The preferred conformations of nine protected α(1→3)‐linked digitoxoside trisaccharides 1–9, α‐L‐Dig‐(1–3)‐α‐L‐Dig‐(1–3)‐α‐L‐Dig (C–B–A), constituents of tetronolide antibiotics, were determined by a combination of 300‐MHz NMR spectroscopy and potential energy calculations using the GEGOP programme. Chemical shift differences and nuclear Overhauser enhancements indicated some unusual short distances between not directly bound digitoxose residues A and C. Thus, the glycosidic linkages of the nine α(1→3)‐linked digitoxosides have a fairly high rigidity as indicated by the relatively large absolute NOE (≈︁3%) from 1C‐H to 5A‐H. MMC simulations of the conformational flexibility resulted in preferred conformations of the glycosidic linkages of Φ~C,B~/Ψ~C,B~ ≈︁ 70°/40° and Φ~B,A~/Ψ~B,A~ ≈︁ 65°/50° with ranges of 40°/50° and 50°/60°. By energy minimisations a second minimum was identified for the B–A glycosidic linkage at Φ~B,A~/Ψ~B,A~ ≈︁ 0°/40° with an energy higher than 2.0 kcal/mol to the main minimum.
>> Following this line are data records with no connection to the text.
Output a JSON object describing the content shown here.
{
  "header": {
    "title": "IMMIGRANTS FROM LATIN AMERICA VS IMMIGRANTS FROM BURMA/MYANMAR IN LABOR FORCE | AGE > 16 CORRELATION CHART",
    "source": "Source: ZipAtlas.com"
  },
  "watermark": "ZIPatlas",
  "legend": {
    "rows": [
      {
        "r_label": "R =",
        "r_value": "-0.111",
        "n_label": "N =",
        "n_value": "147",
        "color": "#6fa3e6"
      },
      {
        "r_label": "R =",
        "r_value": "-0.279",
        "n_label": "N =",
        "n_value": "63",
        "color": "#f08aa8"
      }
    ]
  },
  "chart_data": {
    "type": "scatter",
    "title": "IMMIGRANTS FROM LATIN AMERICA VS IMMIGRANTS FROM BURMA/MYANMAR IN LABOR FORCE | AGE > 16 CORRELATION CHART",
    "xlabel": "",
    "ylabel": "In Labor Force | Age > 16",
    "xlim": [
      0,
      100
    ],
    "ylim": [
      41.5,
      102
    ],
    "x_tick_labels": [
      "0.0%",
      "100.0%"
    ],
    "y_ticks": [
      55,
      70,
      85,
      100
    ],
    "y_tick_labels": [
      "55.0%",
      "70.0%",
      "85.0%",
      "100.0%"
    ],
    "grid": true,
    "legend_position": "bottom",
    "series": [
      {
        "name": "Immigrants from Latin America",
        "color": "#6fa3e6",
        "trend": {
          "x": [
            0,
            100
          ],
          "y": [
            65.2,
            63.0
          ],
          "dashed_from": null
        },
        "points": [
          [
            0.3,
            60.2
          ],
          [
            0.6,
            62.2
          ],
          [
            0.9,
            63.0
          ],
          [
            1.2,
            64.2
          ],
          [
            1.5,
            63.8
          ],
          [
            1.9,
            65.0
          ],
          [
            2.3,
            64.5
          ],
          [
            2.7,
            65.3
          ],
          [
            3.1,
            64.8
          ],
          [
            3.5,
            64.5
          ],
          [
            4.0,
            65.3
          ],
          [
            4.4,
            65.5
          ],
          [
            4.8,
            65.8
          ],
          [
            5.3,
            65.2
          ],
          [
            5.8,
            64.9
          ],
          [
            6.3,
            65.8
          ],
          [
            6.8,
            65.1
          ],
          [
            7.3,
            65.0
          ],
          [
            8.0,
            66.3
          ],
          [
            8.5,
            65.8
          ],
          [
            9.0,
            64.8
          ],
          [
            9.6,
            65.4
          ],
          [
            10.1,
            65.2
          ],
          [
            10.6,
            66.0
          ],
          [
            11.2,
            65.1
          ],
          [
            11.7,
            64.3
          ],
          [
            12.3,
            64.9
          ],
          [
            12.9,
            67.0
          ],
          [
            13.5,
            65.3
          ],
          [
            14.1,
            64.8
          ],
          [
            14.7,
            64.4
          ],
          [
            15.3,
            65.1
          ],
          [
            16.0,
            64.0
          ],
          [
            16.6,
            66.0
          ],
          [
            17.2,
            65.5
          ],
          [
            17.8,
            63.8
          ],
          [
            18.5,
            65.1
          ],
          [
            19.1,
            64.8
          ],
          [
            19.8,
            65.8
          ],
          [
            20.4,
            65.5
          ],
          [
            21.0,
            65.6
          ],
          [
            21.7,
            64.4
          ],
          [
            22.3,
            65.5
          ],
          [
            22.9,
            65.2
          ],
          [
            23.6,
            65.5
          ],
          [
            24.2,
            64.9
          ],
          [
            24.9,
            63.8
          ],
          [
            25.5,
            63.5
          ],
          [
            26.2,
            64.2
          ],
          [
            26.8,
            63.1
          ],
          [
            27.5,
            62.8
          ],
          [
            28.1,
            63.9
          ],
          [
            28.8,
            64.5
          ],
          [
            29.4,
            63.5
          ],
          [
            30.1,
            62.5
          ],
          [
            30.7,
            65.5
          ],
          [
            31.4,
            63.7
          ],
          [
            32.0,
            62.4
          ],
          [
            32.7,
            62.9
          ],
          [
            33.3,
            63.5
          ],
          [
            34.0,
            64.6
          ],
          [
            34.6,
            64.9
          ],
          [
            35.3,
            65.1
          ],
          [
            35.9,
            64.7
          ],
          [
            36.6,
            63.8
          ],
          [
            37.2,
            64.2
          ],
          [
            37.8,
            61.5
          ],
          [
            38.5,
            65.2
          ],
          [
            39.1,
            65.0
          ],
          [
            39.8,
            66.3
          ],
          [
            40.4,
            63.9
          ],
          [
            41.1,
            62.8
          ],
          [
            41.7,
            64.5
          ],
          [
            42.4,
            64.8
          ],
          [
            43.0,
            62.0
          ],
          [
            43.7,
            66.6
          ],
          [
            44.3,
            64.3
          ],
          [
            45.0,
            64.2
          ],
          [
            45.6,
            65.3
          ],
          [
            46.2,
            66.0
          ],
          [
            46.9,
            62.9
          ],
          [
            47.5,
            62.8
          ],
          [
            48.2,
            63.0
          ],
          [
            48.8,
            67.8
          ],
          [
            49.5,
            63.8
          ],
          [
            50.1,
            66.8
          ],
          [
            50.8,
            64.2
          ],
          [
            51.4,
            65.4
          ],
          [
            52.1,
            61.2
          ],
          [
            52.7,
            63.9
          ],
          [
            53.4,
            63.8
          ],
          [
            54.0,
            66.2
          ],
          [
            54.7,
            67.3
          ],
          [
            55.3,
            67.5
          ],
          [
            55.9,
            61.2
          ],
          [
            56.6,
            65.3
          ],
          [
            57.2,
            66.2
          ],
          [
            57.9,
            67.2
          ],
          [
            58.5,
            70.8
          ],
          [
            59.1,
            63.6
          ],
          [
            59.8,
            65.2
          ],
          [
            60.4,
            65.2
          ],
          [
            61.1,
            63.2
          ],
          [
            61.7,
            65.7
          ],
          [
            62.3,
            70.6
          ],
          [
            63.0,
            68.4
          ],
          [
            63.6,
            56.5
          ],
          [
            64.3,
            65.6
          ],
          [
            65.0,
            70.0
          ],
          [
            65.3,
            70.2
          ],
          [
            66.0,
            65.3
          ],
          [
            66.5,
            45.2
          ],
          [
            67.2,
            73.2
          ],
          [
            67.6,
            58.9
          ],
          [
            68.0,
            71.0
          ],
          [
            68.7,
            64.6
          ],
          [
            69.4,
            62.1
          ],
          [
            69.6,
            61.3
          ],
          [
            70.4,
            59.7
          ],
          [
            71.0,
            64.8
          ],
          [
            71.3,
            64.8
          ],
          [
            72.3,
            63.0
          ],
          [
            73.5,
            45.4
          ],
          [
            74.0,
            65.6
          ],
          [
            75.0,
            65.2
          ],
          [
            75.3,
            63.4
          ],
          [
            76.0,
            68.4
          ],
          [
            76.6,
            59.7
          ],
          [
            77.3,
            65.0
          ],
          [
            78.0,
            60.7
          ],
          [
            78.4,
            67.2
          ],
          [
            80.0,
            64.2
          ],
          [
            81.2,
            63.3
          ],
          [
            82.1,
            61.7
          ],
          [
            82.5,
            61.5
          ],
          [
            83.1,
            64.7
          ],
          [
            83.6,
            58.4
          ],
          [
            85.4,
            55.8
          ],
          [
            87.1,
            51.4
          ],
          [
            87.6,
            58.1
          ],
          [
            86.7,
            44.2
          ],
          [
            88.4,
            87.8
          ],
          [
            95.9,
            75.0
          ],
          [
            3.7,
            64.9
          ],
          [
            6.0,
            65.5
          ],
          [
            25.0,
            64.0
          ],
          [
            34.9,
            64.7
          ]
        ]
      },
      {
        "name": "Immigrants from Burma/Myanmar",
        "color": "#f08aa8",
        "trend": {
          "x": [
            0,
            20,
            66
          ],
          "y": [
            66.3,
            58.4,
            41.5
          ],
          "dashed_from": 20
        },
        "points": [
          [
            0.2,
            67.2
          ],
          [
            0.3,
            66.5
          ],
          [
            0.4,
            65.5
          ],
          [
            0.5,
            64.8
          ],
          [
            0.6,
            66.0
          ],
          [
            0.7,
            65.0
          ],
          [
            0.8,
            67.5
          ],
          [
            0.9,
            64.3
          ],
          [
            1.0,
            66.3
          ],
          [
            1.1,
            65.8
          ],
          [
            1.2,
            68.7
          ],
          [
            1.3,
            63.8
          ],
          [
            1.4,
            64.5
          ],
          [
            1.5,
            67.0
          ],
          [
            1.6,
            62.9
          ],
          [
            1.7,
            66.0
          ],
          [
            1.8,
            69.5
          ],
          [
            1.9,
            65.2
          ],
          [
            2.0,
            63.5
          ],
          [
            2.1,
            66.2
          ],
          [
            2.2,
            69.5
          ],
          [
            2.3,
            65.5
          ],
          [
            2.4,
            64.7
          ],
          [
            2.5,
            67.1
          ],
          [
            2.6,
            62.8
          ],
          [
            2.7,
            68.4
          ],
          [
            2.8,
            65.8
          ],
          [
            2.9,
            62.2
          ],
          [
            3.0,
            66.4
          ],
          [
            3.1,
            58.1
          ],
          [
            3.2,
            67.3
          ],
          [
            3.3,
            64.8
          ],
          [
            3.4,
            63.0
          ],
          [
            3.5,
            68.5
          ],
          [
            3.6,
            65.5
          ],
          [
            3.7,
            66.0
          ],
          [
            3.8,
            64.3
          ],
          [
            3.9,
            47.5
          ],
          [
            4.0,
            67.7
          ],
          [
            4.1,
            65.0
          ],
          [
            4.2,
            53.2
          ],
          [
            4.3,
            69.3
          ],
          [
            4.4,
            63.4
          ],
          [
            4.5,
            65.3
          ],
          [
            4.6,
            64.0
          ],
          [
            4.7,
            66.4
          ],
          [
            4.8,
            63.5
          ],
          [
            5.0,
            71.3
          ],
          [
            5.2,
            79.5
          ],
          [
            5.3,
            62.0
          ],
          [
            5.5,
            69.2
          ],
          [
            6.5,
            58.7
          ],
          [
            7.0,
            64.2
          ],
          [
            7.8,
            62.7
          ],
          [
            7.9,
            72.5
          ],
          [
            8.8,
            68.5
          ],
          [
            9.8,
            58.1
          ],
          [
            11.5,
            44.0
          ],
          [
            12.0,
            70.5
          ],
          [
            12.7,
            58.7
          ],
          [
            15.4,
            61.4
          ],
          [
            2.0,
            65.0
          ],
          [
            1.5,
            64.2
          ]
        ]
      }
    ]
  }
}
The MMC‐derived ensemble‐averaged NOEs that were obtained by sampling the main minimum agree well with the experimental values, whereas NOEs derived from MMC runs that stayed at the local minima are not in accord with experimental values. The MMC simulations failed to give transitions between the two minima presumably because of a high energy barrier between the minima. All nine trisaccharides seem to adopt a well‐defined conformation characterised by a narrow distribution in the conformational space that is located in the region of the global minimum.